Tata Amaral e Denise Fraga: escolha intuitiva

 A cineasta Tata Amaral (de Um Céu de Estrelas e Antônia - O Filme) apostou na intuição para escolher os atores principais de seu último longa, Hoje, que chega às telas brasileiras na próxima sexta (19). Decisão acertada, pois Denise Fraga e o ator uruguaio Cesar Troncoso realmente esbanjam harmonia intimidade na tela. Denise teve seu bom trabalho reconhecido pelo Festival de Brasília em 2011, de onde saiu com o prêmio de Melhor Atriz. A produção faturou ainda os Candangos de Melhor Filme, Fotografia, Direção de Arte e Roteiro, além de amealhar também o prêmio da crítica.

“Mais do que uma decisão racional foi uma decisão intuitiva mesmo. E posso dizer isso porque o que eles trouxeram para o filme só descobri filmando. O talento dos dois estava mais do que comprovado. Então não fiz testes”, revelou Tata na manhã desta segunda (15), em evento de lançamento do filme em São Paulo.

Hoje é ambientado no ano de 1998 e conta a história de Vera, que conhecemos de mudança para um novo apartamento no centro da capital paulista. Descobrimos no desenrolar da trama que a personagem teve um passado difícil, quando militava em um grupo de resistência à ditadura militar. Seus dramas pessoais vêm à tona com o aparecimento de Luiz (Cesar Troncoso), companheiro de luta que surge como um fantasma revolvendo mágoas e tensões de um período que Vera tenta esquecer.

“Ensaiamos uns 10 dias. Como preparação, nós dois ouvimos os depoimentos que a Tata havia colhido para o Trago Comigo, série que fez para a TV Cultura, onde as pessoas que haviam sido presas e torturadas relatavam suas histórias. Esses depoimentos, pra a gente, foram fundamentais.
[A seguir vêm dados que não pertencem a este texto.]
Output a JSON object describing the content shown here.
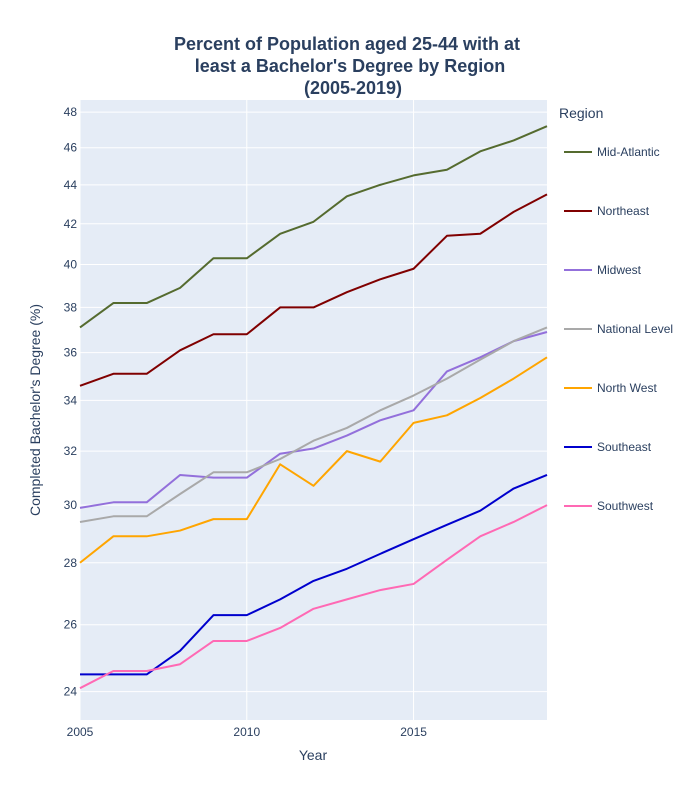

Isso nos deixou numa estado sensorial muito bom para a delicadeza que seria o set desse filme”, disse a atriz

Foto: Divulgação

Cesar Troncoso e Denise Fraga em cena de Hoje: dramas pessoais de vítimas da ditadura

Troncoso, na época, havia acabado de filmar Infância Clandestina, longa argentino que também aborda o tema ditadura naquele país. “Não tive a necessidade de procurar muita coisa sobre o Brasil porque a ditadura em meu país foi muito parecida com a que ocorreu aqui. Aconteceram sequestros, torturas, desaparições. Tudo isso aconteceu lá. Tudo muito parecido com aqui. Isso facilitou o trabalho de pesquisa. Ditaduras são ditaduras em todos os lugares”, avaliou o ator.
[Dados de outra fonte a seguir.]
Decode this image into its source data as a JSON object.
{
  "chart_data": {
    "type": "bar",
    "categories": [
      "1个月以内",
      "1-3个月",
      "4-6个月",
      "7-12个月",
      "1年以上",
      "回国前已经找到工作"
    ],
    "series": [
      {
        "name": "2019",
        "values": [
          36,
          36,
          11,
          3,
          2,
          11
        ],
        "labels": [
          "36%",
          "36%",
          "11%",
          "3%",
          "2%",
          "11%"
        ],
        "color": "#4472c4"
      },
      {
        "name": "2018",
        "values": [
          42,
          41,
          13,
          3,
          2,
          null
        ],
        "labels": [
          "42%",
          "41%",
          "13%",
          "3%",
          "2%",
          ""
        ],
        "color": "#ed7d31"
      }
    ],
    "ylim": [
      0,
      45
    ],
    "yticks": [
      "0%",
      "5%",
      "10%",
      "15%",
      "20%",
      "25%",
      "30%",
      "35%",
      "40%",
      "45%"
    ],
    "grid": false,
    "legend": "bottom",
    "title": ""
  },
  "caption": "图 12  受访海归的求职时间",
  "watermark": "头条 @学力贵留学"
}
Denise disse que esse foi o papel mais difícil que representou dada a complexidade da personagem Vera e suas muitas camadas. “Uma particularidade do filme que gosto muito é que é uma história íntima. É um filme sobre a ditadura. Não, não só. É uma história de amor. Não, não só. Há tanta coisa dentro dessa história. A Vera tem muitas camadas. Ela quer esquecer, que lembrar. Tem amor e ódio. Tudo é duplo, tudo é ambíguo, tem um show de contradições acontecendo dentro dela”. 

Para Tata, ainda há muito que se falar sobre os anos de chumbo no Brasil: “O país hoje vive hoje uma pujança econômica, a gente está vivendo há mais de uma década de democracia. E o problema de você não discutir esse assunto é que você acaba reproduzindo. Nesse momento alguém deve estar sendo torturado em algum cárcere brasileiro. Então, é da maior importância iluminar estes episódios. Esse assunto não morreu, ele não é passado, é completamente atual”.